Ben 2 devletli çözümden yanayım (bu arada başvekil bir gram umrumda değil, tüm siyasiler gibi o da çirkinlik ve rezalet dolu). Neden 2 devletli çözümden yanayım dersen, senin güzel ütopyan döneminde Osmanlı ve TC topraklarından sürülen ve katledilen Ermeni, Rum, Yahudi, Kürt cemaatlerin geri dönüp sahibi oldukları tapularıyla bir yönetim kurması, asıl vatanlarında gönüllerince yaşamaları manasına geliyor. Keşke olsa; çünkü tarihin bir dönemindeki işgalci Türk güçleri onları buradan defetti, onlara katliam uyguladı. Belki israil kadar şiddetli değil; ama yaptığı bu (İsrail’in tek farkı -kanımca- tüm batı coğrafyasını arkasına alarak iğrenç bir şekilde bunu gerçekleştirmesi, gerçek bir bilek gücüyle kendine vatan yaratmamasıdır).
Yaşadığımız coğrafyadaki emsaller, belki de uzak geçmişin hikayeleri olduğu için; dökülen kan azaldığı için Filistin için geliştirdiğimiz söylemlerin türevlerini pek duymuyoruz.
Kelimelerim biraz karmaşıklaşmaya başladı, örnek ile kendimi temizleyeyim: Ben türkiye coğrafyası üzerinde bir Kürt devletini destekliyorum. Bu şekilde bir barışın kurulabileceğine inanıyorum (eğer ki bu devlet silah değil mülakatlar ile kurulursa).
Filistin coğrafyasında da beklentim budur, ama arzum senin isteğinden de öte sınırların, ırkların, dinlerin çatışmadığı, pasaportların değersiz hatıralar olduğu bir dünyadır.
yazımın sonunda bir kez daha hatırlatmak isterim ki, literatür bilgim fazla değil.

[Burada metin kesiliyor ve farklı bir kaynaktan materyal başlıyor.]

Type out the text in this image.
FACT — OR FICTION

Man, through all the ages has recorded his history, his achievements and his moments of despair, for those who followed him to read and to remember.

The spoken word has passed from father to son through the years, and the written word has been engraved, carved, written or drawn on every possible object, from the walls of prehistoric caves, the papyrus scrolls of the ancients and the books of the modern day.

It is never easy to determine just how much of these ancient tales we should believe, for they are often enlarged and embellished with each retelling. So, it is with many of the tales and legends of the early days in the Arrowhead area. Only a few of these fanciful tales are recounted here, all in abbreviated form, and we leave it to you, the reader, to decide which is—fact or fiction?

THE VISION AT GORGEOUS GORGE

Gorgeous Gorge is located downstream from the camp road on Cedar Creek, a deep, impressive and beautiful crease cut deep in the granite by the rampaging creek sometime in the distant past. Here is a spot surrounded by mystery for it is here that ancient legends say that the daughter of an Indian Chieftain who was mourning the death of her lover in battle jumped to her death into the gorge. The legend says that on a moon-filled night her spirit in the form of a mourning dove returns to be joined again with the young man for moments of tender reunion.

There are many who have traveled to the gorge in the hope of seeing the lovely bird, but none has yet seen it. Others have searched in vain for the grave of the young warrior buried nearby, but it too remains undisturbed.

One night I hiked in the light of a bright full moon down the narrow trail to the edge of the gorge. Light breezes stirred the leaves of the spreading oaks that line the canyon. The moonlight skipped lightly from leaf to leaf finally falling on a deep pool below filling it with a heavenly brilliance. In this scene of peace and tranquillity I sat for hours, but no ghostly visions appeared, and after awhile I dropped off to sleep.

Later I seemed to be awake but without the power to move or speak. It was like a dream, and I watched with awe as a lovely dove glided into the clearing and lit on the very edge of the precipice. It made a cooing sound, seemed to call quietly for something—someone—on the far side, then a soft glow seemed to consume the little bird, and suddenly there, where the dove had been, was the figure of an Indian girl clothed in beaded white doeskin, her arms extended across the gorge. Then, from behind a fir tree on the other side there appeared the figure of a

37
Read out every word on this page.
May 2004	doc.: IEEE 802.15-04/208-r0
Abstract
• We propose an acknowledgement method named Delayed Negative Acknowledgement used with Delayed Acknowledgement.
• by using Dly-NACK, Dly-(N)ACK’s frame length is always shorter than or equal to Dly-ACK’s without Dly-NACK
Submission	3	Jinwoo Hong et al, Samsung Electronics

Yazılarım insanlık formasyonundan olaya bakıp yorum getirmek.
Sen de bana cvp geçersen (kamuya açık bir şekilde de olabilir) mutlu olurum, çünkü fikirlerini merak içerisindeyim.
İsrailin terör uygulayan bir devlet değil hiç bir meşru sebebi bulunmayan tarihe karışması gereken bir devlet olduğu hususundaki görüşlerinize katılıyorum fakat yahudi karakterini ve eylemlerini ya kasıtlı olarak yada meseleye gereksiz bir iyimserlikle baktığınızdan ihmal ediyorsunuz. Dini-siyasi görüşlerinizden haberdar olmadığımdan sizi demokrat liberal ve sair gibi sıfatlarla vasfetmeyeceğim fakat yahudilerin ve diğer milletlerin demokratik bir devlet çatısı altında yaşatma idealiniz fazlasıyla demokrat-liberal bir ideal kıyametin kopmamasını dilemek gibi bir şey bu. Dünya kamuoyundan da israili gayri meşru ilan etmesini beklemek abesle iştigal etmekten başka bir şey değil.